The Upton/DeGette discussion draft does not explicitly endorse the notion that CMS would receive more appropriations for additional staff, but it does propose several questions regarding modernization of the coverage process. Among these are:

  • Whether the rules for coverage and rate-setting for new medical products are in need of an overhaul;
  • Whether those processes are capable of keeping pace with the rate of innovation; and
  • How Congress might craft legislation that ensures that the sponsor will collect the expected evidence in the post-market setting.

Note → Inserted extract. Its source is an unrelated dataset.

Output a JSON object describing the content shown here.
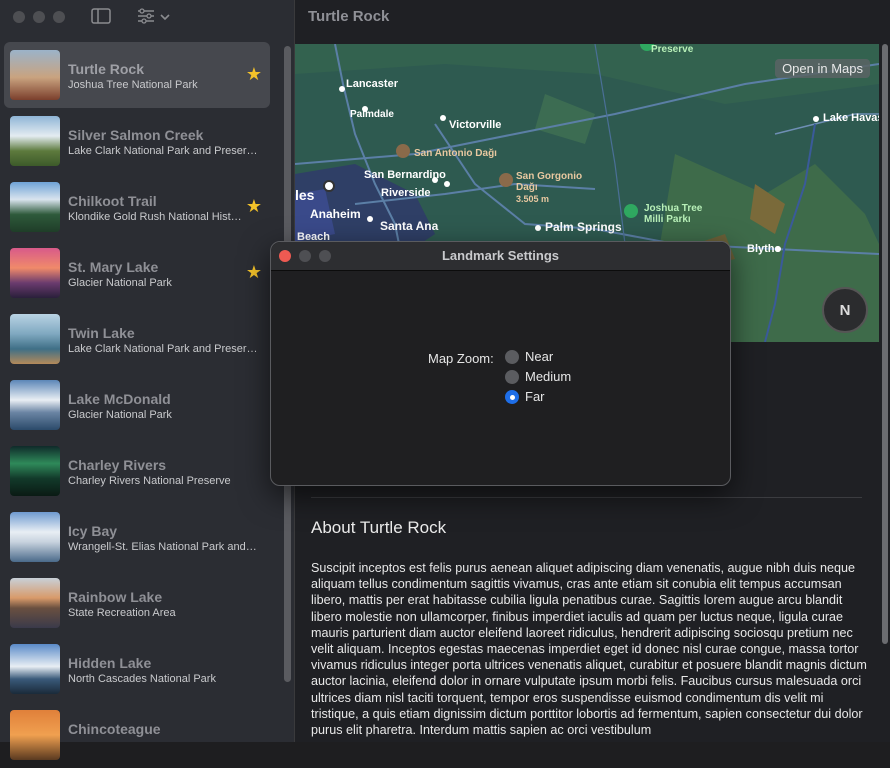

In contrast, the MCIT rule had urged the sponsor to collect these data in the post-market phase, but did not require that the sponsor followed through on that recommendation

The House Energy and Commerce Committee has no hearings scheduled for the Cures 2.0 legislation, although Upton and DeGette highlighted the draft’s provisions for the COVID-19 pandemic in an April 2020 statement. It seems likely that an updated version of this document would sustain the provisions related to the COVID-19 pandemic, which might lend an urgency to congressional consideration that would otherwise be absent. As yet, however, there is no overt signal from DeGette and Upton as to when the committee will receive a working draft bill for Cures 2.0.